Yukarıda sözünü ettiğim İlan Pappé, enfes bir yazı yazmış Independent’ta : The deadly closing of the Israeli mind’dan söz ediyor, yani İsrail’in zihnini kapatmasının ölümcüllüğünden (6 haziran, pazar). Bunun içinde, Türk ve Kürt milliyetçiliğinin ölümcül darkafalılığına dair birkaç ders de vardır kuşkusuz.

Peki, nedir, İsrail milliyetçiliğinin ve/ya Siyonizmin “devlet sesi” ile Türk ve Kürt (hattâ Ermeni) milliyetçiliklerinin ortak yanları; İlan Pappé’nin deyişiyle “ölümcül darkafalılık”ları ?

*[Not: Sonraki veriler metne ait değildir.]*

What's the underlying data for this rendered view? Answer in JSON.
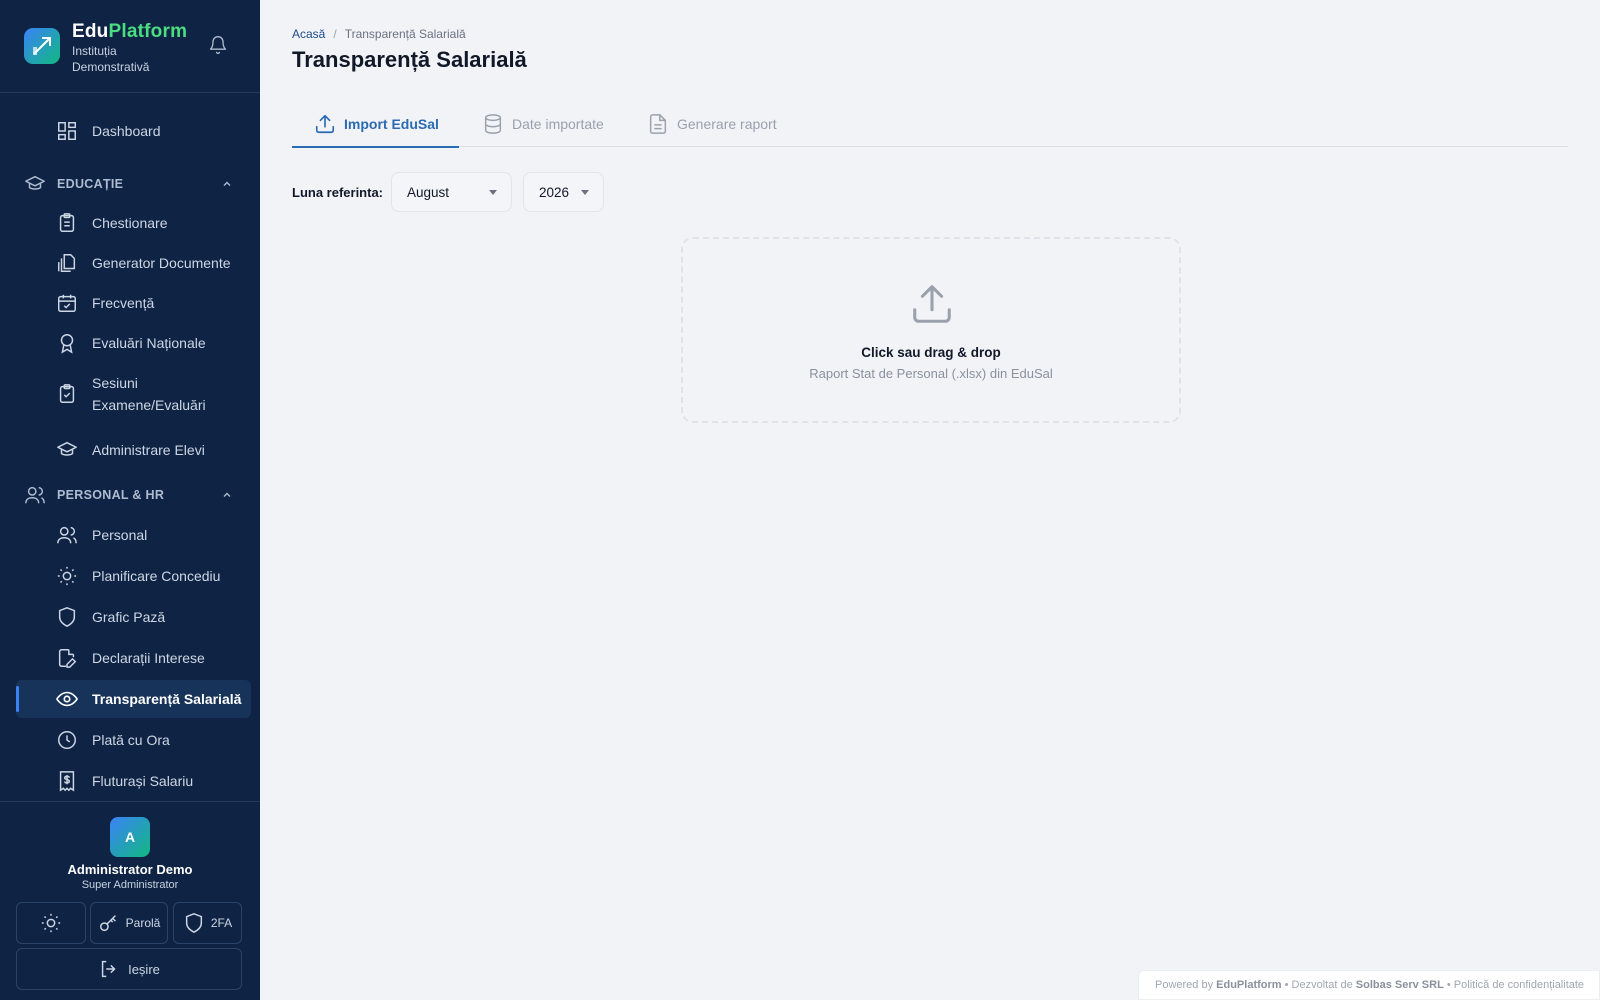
{
  "brand": {
    "name_part1": "Edu",
    "name_part2": "Platform",
    "institution": "Instituția Demonstrativă"
  },
  "sidebar": {
    "dashboard": "Dashboard",
    "sections": [
      {
        "title": "EDUCAȚIE",
        "icon": "graduation-cap-icon"
      },
      {
        "title": "PERSONAL & HR",
        "icon": "users-icon"
      }
    ],
    "education_items": [
      {
        "label": "Chestionare",
        "icon": "clipboard-list-icon"
      },
      {
        "label": "Generator Documente",
        "icon": "documents-icon"
      },
      {
        "label": "Frecvență",
        "icon": "calendar-check-icon"
      },
      {
        "label": "Evaluări Naționale",
        "icon": "award-icon"
      },
      {
        "label": "Sesiuni Examene/Evaluări",
        "icon": "clipboard-check-icon"
      },
      {
        "label": "Administrare Elevi",
        "icon": "graduation-cap-icon"
      }
    ],
    "hr_items": [
      {
        "label": "Personal",
        "icon": "users-icon"
      },
      {
        "label": "Planificare Concediu",
        "icon": "sun-icon"
      },
      {
        "label": "Grafic Pază",
        "icon": "shield-icon"
      },
      {
        "label": "Declarații Interese",
        "icon": "file-edit-icon"
      },
      {
        "label": "Transparență Salarială",
        "icon": "eye-icon",
        "active": true
      },
      {
        "label": "Plată cu Ora",
        "icon": "clock-icon"
      },
      {
        "label": "Fluturași Salariu",
        "icon": "receipt-dollar-icon"
      }
    ]
  },
  "user": {
    "initial": "A",
    "name": "Administrator Demo",
    "role": "Super Administrator"
  },
  "actions": {
    "password": "Parolă",
    "twofa": "2FA",
    "logout": "Ieșire"
  },
  "breadcrumb": {
    "home": "Acasă",
    "current": "Transparență Salarială"
  },
  "page": {
    "title": "Transparență Salarială"
  },
  "tabs": [
    {
      "label": "Import EduSal",
      "icon": "upload-icon",
      "active": true
    },
    {
      "label": "Date importate",
      "icon": "database-icon",
      "active": false
    },
    {
      "label": "Generare raport",
      "icon": "file-text-icon",
      "active": false
    }
  ],
  "filters": {
    "month_label": "Luna referinta:",
    "month": "August",
    "year": "2026"
  },
  "dropzone": {
    "title": "Click sau drag & drop",
    "subtitle": "Raport Stat de Personal (.xlsx) din EduSal"
  },
  "footer": {
    "powered_by": "Powered by",
    "brand": "EduPlatform",
    "bullet": "•",
    "developed_by": "Dezvoltat de",
    "company": "Solbas Serv SRL",
    "privacy": "Politică de confidențialitate"
  },
  "colors": {
    "sidebar_bg": "#0f2444",
    "accent": "#2a6bb4",
    "brand_green": "#4ade80",
    "page_bg": "#f1f3f7"
  }
}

Bir kere, çoğunun geçmişinde, şu veya bu şekilde etnik temizlikler var –sadece onlara yapılan değil; onların da başkalarına, kendi ötekilerine yaptığı. 19. yüzyıl sonu ve 20. yüzyıl başlarında Balkan devletleri Türk-Müslüman ve diğer “yabancı” nüfus kesimlerini “bize ait” saydıkları topraklardan sürüp atarak kuruldu. Buna karşılık modern Türkiye, 1913-14’te, sonra 1915’te, sonra 1923’te, sonra 1964’te, 1967’de, 1974’te… Anadolu’nun peşpeşe ve sürekli Türkleştirilmesiyle oluştu. İsrail kendi teritoryalitesini Filistin’in Arap halkını kovarak ve kovdurarak elde etti. Ermenistan benzer şeyleri Nagorno-Karabağ’da Azerîlere yaptı ve yapıyor. (Acaba PKK’nın bütün farklı akım veya gruplara, hattâ tek tek Kürt aydınlarına karşı hegemonyacı acımasızlığı, Kürt milliyetçiliğinin “Türklerce eğitilen” bu varyantının, gelecekte neler yapabileceğini haber veriyor mu ?)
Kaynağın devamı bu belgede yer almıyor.